Angela Barnett, writer and founder of the body positivity website Fabik, worked in the marketing industry for 15 years.
She says the trillion-dollar-plus beauty and fashion industry is bombarding teens with images, many of which are unattainable.
Barnett developed a talk called Pretty Smart on how the industry works, and how to spot what's real and what's not, which she's taking into schools.
She says if children are taught how advertising and media works, they're less affected by it.
“All it takes is a walk to the mall to see the kind of images that I talk about in these talks,” Barnett says.
“You just walk past a pharmacy and these massive billboards of flawless faces and it just helps if you … understand how that was made.”
She gives her talk to 11-13 year olds. “We’ve even had requests from some primary schools for Year 6,” she says.
Model Cameron Russell tackled the subject in her Ted Talk, and among the images Barnett shows are those of Russell as a teenager and in professional photos taken around the same time in which she’s “unrecognisable as the same person”.

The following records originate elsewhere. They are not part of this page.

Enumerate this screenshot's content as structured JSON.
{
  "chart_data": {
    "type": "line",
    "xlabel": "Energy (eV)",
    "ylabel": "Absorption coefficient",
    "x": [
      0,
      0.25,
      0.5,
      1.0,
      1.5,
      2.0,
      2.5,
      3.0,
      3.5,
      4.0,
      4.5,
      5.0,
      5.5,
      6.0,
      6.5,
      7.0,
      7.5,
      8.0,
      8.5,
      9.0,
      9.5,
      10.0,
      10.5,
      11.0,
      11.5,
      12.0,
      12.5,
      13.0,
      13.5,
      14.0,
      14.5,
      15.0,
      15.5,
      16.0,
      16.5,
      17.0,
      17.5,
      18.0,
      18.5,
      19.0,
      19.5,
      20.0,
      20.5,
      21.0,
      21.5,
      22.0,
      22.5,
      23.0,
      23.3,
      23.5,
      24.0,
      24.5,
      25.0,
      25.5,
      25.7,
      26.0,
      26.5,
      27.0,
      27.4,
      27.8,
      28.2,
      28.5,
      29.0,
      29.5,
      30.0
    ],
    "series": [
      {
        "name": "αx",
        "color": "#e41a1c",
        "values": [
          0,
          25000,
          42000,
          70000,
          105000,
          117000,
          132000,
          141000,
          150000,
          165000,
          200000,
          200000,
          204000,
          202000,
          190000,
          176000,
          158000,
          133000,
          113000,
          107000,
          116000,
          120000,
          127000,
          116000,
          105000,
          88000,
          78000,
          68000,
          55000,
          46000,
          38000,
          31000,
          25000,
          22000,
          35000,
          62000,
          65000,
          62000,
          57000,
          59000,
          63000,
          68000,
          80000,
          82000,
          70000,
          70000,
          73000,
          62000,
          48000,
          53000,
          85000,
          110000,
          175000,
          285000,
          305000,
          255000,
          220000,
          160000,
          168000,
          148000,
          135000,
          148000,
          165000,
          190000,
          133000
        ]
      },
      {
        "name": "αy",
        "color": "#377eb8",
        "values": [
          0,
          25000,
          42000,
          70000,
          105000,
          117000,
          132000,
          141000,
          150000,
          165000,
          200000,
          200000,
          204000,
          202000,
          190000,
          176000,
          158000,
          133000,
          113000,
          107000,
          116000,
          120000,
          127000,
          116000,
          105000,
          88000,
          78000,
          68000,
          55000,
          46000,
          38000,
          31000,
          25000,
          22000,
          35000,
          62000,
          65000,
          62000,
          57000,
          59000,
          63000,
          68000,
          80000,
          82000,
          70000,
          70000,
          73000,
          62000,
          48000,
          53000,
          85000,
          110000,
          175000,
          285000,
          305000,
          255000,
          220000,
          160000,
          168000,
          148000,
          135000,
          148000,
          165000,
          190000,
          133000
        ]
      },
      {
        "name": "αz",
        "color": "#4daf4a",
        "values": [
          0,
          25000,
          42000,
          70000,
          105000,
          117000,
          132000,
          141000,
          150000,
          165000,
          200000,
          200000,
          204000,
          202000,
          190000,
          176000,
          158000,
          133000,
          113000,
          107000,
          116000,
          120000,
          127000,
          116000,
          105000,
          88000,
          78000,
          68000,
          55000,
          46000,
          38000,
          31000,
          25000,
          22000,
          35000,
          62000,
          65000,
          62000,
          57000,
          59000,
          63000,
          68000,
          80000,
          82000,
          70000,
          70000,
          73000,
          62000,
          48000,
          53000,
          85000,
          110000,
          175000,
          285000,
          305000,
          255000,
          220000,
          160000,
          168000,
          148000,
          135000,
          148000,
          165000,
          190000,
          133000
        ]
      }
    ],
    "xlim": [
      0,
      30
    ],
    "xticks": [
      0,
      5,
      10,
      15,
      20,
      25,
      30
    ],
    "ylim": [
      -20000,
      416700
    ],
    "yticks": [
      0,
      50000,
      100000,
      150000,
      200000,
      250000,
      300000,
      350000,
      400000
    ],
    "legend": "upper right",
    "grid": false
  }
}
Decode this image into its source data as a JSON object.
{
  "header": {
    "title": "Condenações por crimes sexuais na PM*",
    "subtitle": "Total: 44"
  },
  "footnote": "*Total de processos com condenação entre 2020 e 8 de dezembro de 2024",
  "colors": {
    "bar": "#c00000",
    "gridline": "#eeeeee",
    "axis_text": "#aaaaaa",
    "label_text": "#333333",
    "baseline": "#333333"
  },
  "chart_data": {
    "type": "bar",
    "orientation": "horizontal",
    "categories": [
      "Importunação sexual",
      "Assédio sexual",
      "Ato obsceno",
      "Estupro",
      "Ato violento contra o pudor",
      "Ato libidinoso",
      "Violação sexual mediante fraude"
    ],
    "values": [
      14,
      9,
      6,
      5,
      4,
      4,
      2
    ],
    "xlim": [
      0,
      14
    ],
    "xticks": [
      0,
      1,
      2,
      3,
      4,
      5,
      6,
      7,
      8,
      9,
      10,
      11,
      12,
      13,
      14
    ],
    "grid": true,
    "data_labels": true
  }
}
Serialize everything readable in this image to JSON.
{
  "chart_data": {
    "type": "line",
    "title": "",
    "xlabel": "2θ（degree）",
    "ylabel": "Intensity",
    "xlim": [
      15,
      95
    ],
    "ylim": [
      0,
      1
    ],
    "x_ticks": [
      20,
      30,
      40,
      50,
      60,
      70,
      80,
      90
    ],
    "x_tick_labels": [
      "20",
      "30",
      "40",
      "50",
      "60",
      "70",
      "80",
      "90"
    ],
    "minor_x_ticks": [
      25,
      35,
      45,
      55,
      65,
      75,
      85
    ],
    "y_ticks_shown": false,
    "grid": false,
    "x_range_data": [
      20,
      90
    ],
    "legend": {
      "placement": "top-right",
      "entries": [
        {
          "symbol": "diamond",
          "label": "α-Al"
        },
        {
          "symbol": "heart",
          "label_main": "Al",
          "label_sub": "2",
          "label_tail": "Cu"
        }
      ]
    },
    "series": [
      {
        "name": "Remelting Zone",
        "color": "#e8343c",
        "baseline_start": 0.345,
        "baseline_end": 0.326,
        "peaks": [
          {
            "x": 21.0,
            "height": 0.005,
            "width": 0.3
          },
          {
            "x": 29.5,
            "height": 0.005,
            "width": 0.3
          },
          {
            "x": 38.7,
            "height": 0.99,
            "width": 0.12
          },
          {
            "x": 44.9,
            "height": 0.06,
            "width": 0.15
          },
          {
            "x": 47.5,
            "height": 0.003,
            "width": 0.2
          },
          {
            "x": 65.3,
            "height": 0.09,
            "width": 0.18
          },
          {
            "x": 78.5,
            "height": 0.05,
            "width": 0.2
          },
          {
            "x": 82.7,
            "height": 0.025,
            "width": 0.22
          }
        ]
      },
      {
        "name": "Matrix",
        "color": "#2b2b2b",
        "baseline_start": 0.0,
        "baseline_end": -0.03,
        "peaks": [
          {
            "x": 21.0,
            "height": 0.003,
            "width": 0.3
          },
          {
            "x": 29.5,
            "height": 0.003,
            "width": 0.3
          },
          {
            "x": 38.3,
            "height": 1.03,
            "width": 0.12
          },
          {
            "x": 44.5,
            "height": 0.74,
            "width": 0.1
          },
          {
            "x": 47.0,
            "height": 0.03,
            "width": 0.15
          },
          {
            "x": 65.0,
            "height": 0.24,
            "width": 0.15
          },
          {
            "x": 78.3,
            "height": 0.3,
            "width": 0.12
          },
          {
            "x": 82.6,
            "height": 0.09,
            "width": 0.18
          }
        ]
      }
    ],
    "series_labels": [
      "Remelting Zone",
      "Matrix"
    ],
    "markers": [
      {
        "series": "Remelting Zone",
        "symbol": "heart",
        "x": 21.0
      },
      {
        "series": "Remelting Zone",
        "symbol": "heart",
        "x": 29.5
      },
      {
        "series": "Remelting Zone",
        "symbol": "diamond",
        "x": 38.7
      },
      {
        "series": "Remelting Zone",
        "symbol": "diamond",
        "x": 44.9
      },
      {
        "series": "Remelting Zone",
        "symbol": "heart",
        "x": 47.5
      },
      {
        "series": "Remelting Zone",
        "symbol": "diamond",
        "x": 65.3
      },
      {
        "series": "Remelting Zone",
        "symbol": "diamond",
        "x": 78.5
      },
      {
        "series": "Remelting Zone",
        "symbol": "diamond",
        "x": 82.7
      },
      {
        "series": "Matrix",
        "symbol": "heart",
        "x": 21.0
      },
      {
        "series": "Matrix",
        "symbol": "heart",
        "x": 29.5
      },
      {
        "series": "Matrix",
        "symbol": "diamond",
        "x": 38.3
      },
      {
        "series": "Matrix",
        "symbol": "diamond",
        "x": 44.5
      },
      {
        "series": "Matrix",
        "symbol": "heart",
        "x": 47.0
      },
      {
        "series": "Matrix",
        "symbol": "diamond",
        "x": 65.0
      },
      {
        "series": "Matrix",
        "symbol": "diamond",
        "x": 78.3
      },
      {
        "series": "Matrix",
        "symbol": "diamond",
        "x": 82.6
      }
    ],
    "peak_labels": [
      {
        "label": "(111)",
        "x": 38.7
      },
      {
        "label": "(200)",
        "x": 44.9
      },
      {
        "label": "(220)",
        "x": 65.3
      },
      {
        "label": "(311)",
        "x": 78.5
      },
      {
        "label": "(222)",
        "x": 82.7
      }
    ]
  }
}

She points out professionally curated images on sites like Instagram.
Everyone goes through a selfie phase, she says, but with one selfie you’ll get a hundred opinions on what you look like.
She encourages girls to use social media channels as their view on the world – “far more interesting” than thinking of it as the world’s view of them.
She also show the positive examples, and at the end of the talk gives them “homework’ – to write down three things they like about their own bodies, so whenever anyone has a negative they can go back to aspects of themselves that make them feel individual and unique.